Well, I'd rather not get into a prescriptivist vs descriptivist argument.

They are foreigners to me, and no passport will change my mind.

You're reaching for the Japanese concept because you want to make my country more like Japan, I don't.

The Japanese concept is not exclusive to Japan, and you find it throughout American history. Those parts of which have been excised from the common teaching, and therefore I had to come to it from Japan.

The thing that makes America more like Japan is more Japanese people, which is why I don't want America to become more like Somalia, Mexico, India, or elsewhere. I want America to be for the Americans, that is, the pioneers and settlers whose labor tamed this continent and brought civilization to its farthest reaches. The people who, by the time of the American Revolution, had already become a separate and distinct people.

Tradition ist die Weitergabe des Feuers und nicht die Anbetung der Asche.

The thing that will make America more like Japan is if we turn into an insular people, focused on our past and our heritage and our purity. You're so frightened of America you want to turn it into a foreign country.

Kings made tombs more splendid than the houses of the living, and counted the old names of their descent dearer than the names of their sons. Childless lords sat in aged halls musing on heraldry, or in high, cold towers asking questions of the stars. And so the people of Gondor fell into ruin.

A fair and level criticism. However, there are other ways to make America not-America, and that includes whatever the hell Alejandro Mayorkas did for four years.

You can guard against America becoming Japan, I suppose. But the weapons against becoming Japan cannot stop you from becoming Brazil or, worse, Zimbabwe.

I want America to be for the Americans, that is, the pioneers and settlers whose labor tamed this continent and brought civilization to its farthest reaches.

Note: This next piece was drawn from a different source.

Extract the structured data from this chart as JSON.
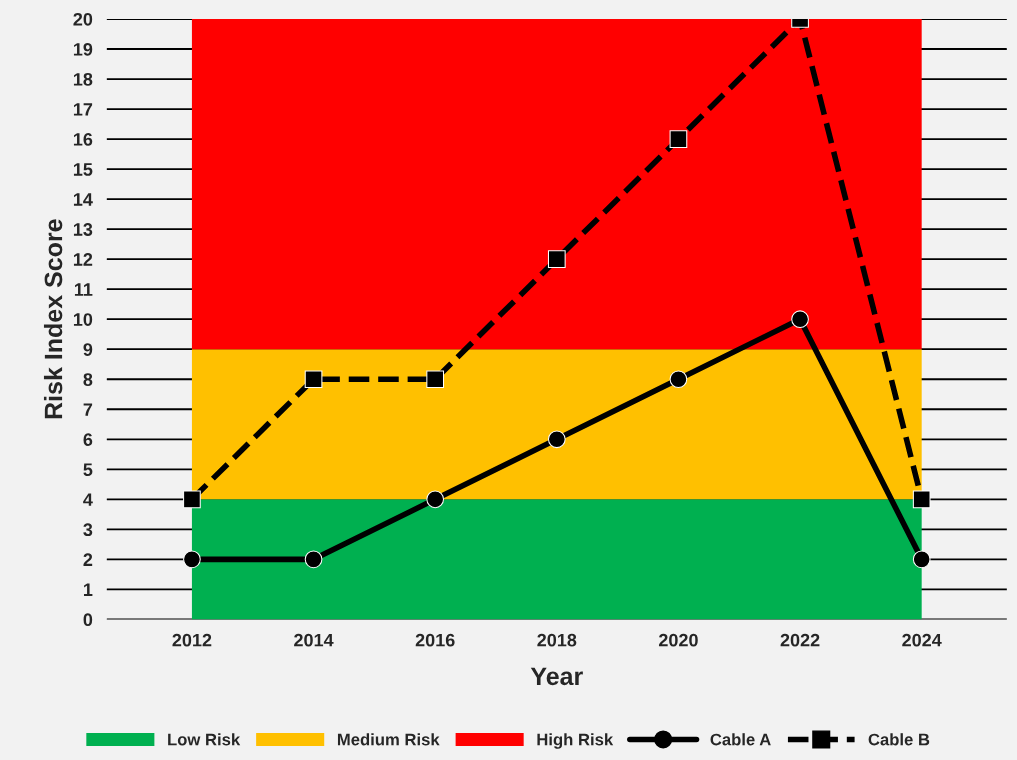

These people died. Their grandsons pioneer no longer, the land has been settled and the continent tamed. Whoever today carries the qualities that make them most like the Americans of three hundred years ago, is not likely to carry them because they have inherited them through an unbroken patrilineal chain of heritage extending to Mayflower.

Yes, the continent was tamed. Why does that mean I have to allow millions of Indians and Mexicans and Chinamen to live in it?

Whoever today carries the qualities that make them most like the Americans of three hundred years ago, is not likely to carry them because they have inherited them through an unbroken patrilineal chain of heritage extending to Mayflower.

I disagree completely. While the circumstances of their lives were obviously different, their posterity inherits from them their mannerisms, attitudes, proclivities, and ways of life. You can stray from your heritage, but you can't escape it.

Also, Jamestown was the beginning of America, not Plymouth Rock.

Why does that mean I have to allow millions of Indians and Mexicans and Chinamen to live in it?

It's not up to just your decision. The question I'd suggest you ask instead would sound more like "how do I get people who don't want to bother proving the purity of their blood to vote/fight for me?".

their posterity inherits from them their mannerisms, attitudes, proclivities, and ways of life.

If true, a birth certificate would not be required to see it. In the best scenario (a person with completely unmixed 1776 heritage), they carry the potential for those qualities that might have blossomed in similar circumstances. You might notice that circumstances are not the same. And what I think of potential men can be summarized like so.

That it is in your, as you put it earlier today, ethnic interest to claim the suffrage in USA as solely yours is not cohering with the arguments you put up. If America must belong to the descendants of the founding fathers because of the heritage rights, make your point so. When you bring vibes about pioneerhood and the American spirit into it, it exposes that there are a great many Indians with more American spirit than you.

I don’t know about American, but the English word is “foreigner”. It doesn’t refer to your passport.

Thank God and Ben Franklin I'm not English then.